В рассматриваемый период анализ этих вопросов российским либерализмом сконцентрировался в дискуссиях, посвященных выяснению содержания понятия «национальные интересы». Первоначально представители либерального направления стремились отмежеваться от этого понятия, показать его несущественность как инструмента анализа и опоры внешней политики. Именно поэтому некоторые из них настаивали, что «мы… резко преувеличиваем роль национальных интересов (термин не очень определенный, … но подразумевающий нечто материальное — нефть, деньги, территорию, военную мощь) и недооцениваем роль более “тонких” психологических факторов» [Фурман 1995: 11]. Вслед за А. Козыревым часть либералов полагала, что национальные интересы не могут быть сформулированы конкретным образом: «для любого государства интерес сводится к тому, чтобы быть здоровым и богатым, а как конкретно это делается — решается в зависимости от собственных возможностей и внешних обстоятельств» [Козырев 1992: 91–92].
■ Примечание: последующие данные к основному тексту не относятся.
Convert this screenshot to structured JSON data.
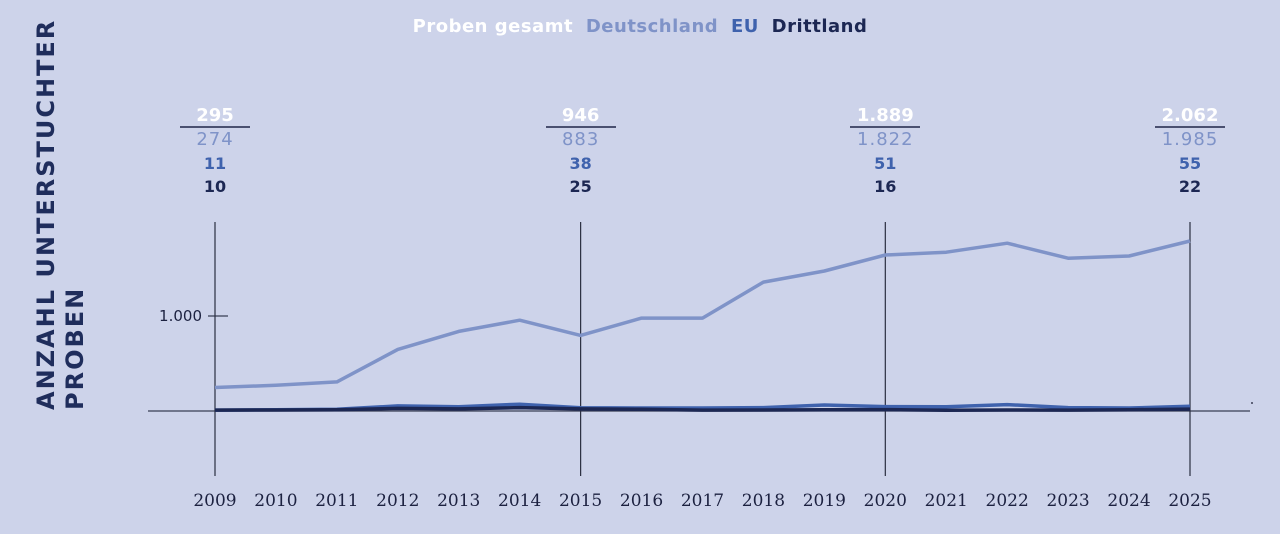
{
  "legend": {
    "total": "Proben gesamt",
    "de": "Deutschland",
    "eu": "EU",
    "dritt": "Drittland"
  },
  "colors": {
    "background": "#cdd3ea",
    "total": "#ffffff",
    "de": "#7f93c8",
    "eu": "#3f62ad",
    "dritt": "#1c2753",
    "axis": "#2a2e40"
  },
  "yaxis_title": [
    "ANZAHL UNTERSTUCHTER",
    "PROBEN"
  ],
  "annotations": [
    {
      "year": "2009",
      "total": "295",
      "de": "274",
      "eu": "11",
      "dritt": "10"
    },
    {
      "year": "2015",
      "total": "946",
      "de": "883",
      "eu": "38",
      "dritt": "25"
    },
    {
      "year": "2020",
      "total": "1.889",
      "de": "1.822",
      "eu": "51",
      "dritt": "16"
    },
    {
      "year": "2025",
      "total": "2.062",
      "de": "1.985",
      "eu": "55",
      "dritt": "22"
    }
  ],
  "chart_data": {
    "type": "line",
    "title": "",
    "xlabel": "",
    "ylabel": "ANZAHL UNTERSTUCHTER PROBEN",
    "x": [
      "2009",
      "2010",
      "2011",
      "2012",
      "2013",
      "2014",
      "2015",
      "2016",
      "2017",
      "2018",
      "2019",
      "2020",
      "2021",
      "2022",
      "2023",
      "2024",
      "2025"
    ],
    "yticks": [
      {
        "value": 1000,
        "label": "1.000"
      }
    ],
    "ylim": [
      0,
      2100
    ],
    "grid": false,
    "legend_position": "top-center",
    "series": [
      {
        "name": "Deutschland",
        "key": "de",
        "values": [
          274,
          300,
          340,
          720,
          930,
          1060,
          883,
          1085,
          1085,
          1505,
          1635,
          1822,
          1855,
          1960,
          1785,
          1810,
          1985
        ]
      },
      {
        "name": "EU",
        "key": "eu",
        "values": [
          11,
          15,
          20,
          60,
          50,
          80,
          38,
          35,
          35,
          40,
          70,
          51,
          50,
          75,
          40,
          35,
          55
        ]
      },
      {
        "name": "Drittland",
        "key": "dritt",
        "values": [
          10,
          12,
          15,
          30,
          25,
          40,
          25,
          20,
          10,
          12,
          15,
          16,
          8,
          12,
          10,
          15,
          22
        ]
      }
    ]
  }
}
Однако к середине 1990-х годов в свете той критики, которой подвергались внешнеполитические установки МИД со стороны прокоммунистической оппозиции в политической жизни общества и сторонников политического реализма в академической среде, отстаивать подобные позиции стало невозможно. Российские либералы активно включились в дискуссию [см., напр.: Западники и националисты 2003; Национальный интерес 1995; Концепция национальных интересов 1996; Капустин 1996; Красин 1996; Национальные интересы во внешней политике России 1996; Перевалов 1995 и др.]. Но в отрицании значимости «национального интереса» они пошли значительно дальше своих западных коллег. (Представители либерального направления западной ТМО проявляют достаточно устойчивый интерес к проблеме национального интереса [см.: Battistella 2002: 139–166]. Их понимание данной категории существенно отличается от ее понимания реалистами. Во-первых, для либералов национальный интерес, к которому стремится государство, не выше частных интересов и определяется внутренними социетальными потребностями государства, а не внешней средой; кроме того, он является не унитарным, а плюралистическим. При этом, с позиций либерализма, нет никакого стихийного совпадения частных интересов: разные социетальные участники, акторы обладают разными ресурсами и по-разному способны повлиять на формулирование государством национальных интересов. Во-вторых, для либералов в основе национальных интересов лежат соображения экономического благосостояния, а не политического и военного влияния. В-третьих, либеральное понимание национальных интересов государства не исключает признания национальных интересов других государств. Более того, поскольку рациональные индивиды стремятся избегать рисков, постольку национальный интерес постепенно эволюционирует в сторону все большего признания национальных интересов других.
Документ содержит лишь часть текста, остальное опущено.